March 28, 2024

G-20 Forum to Be Colored by Rhetoric on Currency

MOSCOW — The debate over a currency war arrived in Moscow on Friday as finance officials from the Group of 20 leading economies sparred over Japan’s proposed expansive policies, which have driven down the value of the yen.

The G-20 forum, which put together a huge financial backstop to halt a market meltdown in 2009, is back in the spotlight after a week in which the Group of 7 rich nations tried, and spectacularly failed, to speak on currencies with one voice.

The G-7 has long been the powerhouse of financial diplomacy. But tension between Washington and Tokyo has risen over a bid by Prime Minister Shinzo Abe of Japan to end two decades of deflation.

The G-7 issued a joint statement Tuesday reaffirming “our longstanding commitment to market-determined exchange rates.” But the show of unity was quickly undermined by separate background comments to the news media criticizing Japan.

Russia, as host of the talks, says the G-20 — which includes leading emerging nations alongside rich countries and accounts for 90 percent of the world economy — will back the thrust of the G-7 text when the larger group issues its communiqué, expected Saturday.

Deputy Finance Minister Sergei Storchak of Russia said that discussion of a draft statement was proving “difficult” but that the final text would not single out Japan for criticism.

“There is no competitive devaluation, there are no currency wars,” Mr. Storchak said. “What’s happening is market reaction to exclusively internal decision making.”

On Friday, Mario Draghi, the European Central Bank president, criticized the debate on currencies. “All this chatter that has been undertaken in the past few weeks is either inappropriate or fruitless — in all cases it’s self-defeating,” he said.

When the G-20 last met, in November, its statement included a call to “refrain from competitive devaluation of currencies.” Tokyo took the omission of a similar warning by the G-7 in the past week to mean that its policies had won a free pass. The Japanese central bank has agreed to pursue unlimited monetary easing — the manipulation of asset purchases and money supply — until its inflation target of 2 percent has been met.

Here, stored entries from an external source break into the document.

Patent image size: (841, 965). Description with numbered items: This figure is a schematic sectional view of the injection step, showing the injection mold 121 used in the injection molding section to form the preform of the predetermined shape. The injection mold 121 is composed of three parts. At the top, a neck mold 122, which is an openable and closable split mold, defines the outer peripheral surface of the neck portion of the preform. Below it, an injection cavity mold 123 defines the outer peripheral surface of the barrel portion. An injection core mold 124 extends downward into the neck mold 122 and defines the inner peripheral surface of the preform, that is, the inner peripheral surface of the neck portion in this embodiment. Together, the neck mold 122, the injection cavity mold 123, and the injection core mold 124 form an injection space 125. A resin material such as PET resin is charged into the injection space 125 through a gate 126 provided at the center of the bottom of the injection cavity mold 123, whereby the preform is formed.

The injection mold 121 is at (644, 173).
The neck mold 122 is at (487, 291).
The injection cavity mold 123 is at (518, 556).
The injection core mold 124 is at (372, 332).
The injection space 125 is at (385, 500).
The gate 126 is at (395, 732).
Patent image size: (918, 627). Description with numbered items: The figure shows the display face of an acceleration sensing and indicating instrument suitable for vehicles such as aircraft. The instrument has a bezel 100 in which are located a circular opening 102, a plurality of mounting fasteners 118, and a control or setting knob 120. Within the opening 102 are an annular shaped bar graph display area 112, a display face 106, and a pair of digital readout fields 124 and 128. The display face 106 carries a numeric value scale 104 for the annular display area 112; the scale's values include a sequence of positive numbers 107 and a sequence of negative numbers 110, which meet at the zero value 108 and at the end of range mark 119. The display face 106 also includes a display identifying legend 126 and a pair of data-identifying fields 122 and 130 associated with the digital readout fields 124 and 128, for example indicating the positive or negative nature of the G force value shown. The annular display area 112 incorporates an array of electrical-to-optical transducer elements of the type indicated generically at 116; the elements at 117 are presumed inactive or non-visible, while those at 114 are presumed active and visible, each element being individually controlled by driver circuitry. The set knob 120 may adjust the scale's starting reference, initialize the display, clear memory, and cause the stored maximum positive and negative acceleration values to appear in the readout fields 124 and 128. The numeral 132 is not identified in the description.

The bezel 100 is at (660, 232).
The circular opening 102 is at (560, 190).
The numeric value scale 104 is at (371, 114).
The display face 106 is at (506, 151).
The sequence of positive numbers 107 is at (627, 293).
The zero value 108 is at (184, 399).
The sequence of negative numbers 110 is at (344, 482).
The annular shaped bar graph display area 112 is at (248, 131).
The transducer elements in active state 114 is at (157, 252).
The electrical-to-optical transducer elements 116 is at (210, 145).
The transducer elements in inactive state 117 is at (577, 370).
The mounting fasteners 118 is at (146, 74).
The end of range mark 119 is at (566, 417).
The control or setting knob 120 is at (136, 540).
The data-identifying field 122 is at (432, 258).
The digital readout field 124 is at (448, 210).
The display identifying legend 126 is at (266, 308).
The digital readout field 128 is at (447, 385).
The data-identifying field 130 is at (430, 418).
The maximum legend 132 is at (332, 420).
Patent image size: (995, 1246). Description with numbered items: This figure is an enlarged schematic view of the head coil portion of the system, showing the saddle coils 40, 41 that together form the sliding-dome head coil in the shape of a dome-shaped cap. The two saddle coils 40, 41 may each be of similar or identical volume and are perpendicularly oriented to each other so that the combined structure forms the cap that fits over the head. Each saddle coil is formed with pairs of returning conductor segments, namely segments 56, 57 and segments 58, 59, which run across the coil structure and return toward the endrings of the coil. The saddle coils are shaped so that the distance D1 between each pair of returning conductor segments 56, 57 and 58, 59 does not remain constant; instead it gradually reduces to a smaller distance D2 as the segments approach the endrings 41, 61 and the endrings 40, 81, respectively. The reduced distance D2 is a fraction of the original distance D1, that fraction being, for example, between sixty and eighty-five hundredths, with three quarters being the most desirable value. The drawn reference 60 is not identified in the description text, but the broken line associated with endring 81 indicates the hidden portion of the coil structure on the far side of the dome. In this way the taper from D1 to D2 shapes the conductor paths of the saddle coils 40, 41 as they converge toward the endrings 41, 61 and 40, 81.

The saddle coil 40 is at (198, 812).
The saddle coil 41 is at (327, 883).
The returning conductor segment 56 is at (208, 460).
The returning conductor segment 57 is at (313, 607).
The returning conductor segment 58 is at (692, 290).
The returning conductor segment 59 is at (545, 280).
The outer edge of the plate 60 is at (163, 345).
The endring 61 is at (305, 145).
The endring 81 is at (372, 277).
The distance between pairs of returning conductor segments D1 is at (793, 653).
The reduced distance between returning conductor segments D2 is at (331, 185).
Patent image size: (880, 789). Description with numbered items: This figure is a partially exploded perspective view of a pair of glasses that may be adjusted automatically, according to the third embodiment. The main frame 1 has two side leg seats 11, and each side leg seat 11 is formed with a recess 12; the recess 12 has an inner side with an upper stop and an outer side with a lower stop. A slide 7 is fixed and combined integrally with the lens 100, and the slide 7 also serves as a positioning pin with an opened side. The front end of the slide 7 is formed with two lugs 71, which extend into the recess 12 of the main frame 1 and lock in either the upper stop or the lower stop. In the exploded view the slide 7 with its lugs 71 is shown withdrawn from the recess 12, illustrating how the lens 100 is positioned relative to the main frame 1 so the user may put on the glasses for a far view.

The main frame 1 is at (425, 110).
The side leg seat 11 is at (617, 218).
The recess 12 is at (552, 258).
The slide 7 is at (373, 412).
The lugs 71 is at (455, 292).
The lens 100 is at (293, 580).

“As the G-20 meeting in Moscow gets under way, the battle lines are drawn — it isn’t G-6 against Japan as much as it is G-7 against G-13,” analysts at the French bank Société Générale wrote in a research note.

The yen has fallen about 20 percent since November, when it became clear that Mr. Abe was likely to become prime minister, causing a rally in Japanese stocks that the government hopes, will start growth by encouraging savers to spend and companies to invest.

Russian officials note that Japan has not intervened on currency markets to weaken the yen, suggesting that Tokyo would not be singled out as a miscreant.